3C 1 Preparing for the Changing Landscape of STD Clinics

Wednesday, June 11, 2014: 10:45 AM
Grand Ballroom A/B/C/D1
Christie Mettenbrink, MSPH1, Mark Thrun, MD2 and Jeffrey Eggert, MPH/MBA2, 1Public Health Informatics, Denver Public Health, Denver, CO, 2HIV/STD Prevention and Control, Denver Public Health, Denver, CO

Background:  The Denver Metro Health Clinic (DMHC) is the largest STD clinic in the Rocky Mountain region with over 20,000 visits yearly.   In anticipation of decreased federal funding and the roll-out of the Affordable Care Act, we initiated several operational adjustments to prepare for the changing environment. These changes included the introduction of Medicaid and third-party billing, and the development of a sliding scale co-pay structure.  To inform these changes, we surveyed patients utilizing our clinic.

Methods:  Between October and November 2013, we assessed all clients presenting for a new visit to gauge client insurance status, reasons for not having insurance, reasons for choosing care at the STD clinic, and types of other healthcare services utilized.

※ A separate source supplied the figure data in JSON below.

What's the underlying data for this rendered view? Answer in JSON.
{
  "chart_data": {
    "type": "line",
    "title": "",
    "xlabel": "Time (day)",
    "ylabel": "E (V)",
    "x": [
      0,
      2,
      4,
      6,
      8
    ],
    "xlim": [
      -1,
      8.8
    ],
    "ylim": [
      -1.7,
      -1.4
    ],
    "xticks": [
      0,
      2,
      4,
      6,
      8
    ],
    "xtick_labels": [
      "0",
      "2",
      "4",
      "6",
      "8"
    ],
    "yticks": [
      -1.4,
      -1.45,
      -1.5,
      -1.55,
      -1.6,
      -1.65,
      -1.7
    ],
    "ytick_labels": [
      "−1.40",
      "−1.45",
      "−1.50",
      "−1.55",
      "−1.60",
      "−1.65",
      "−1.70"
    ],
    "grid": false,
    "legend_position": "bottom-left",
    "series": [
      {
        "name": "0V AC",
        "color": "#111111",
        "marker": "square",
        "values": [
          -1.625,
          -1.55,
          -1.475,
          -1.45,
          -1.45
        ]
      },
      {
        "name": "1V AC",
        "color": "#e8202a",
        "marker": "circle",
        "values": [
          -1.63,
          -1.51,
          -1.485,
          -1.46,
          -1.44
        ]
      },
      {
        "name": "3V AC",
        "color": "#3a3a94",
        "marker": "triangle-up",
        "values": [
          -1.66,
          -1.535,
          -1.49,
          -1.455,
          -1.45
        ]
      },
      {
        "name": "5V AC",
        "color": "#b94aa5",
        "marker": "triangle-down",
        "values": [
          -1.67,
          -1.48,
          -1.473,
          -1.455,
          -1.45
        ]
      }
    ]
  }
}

Results:  Of 560 respondents, 325 (58%) were male, 241 (43%) identified as white, non-Hispanic, 168 (30%) as Hispanic, and 112 (20%) as black, non-Hispanic.  The mean age was 39.5 years.  Reasons for choosing the DMHC for care included: confidential visits (42%), how quickly they can be seen (28%) and not knowing where else to go for care (28%).  A total of 250 (46%) clients indicated they had been seen for STD care within the past 12 months with the most frequented venues being the DMHC (36%), Private Physicians (18%), and Planned Parenthood (15%). 365 (65%) of those completing the survey indicated they were not enrolled in health insurance, with 256 (70%) of the uninsured identifying cost as the main reason.  Of the 183(33%) clients who had insurance coverage, 117 (64%) were enrolled in private insurance, 45 (25%) in Medicaid, and 10 (5%) in Medicare. 

Conclusions:  While we plan for expanded health insurance coverage, health insurance alone cannot address access barriers specific to seeking STD related care. Our findings underscore the importance of understanding what drives clients to seek care at STD clinics.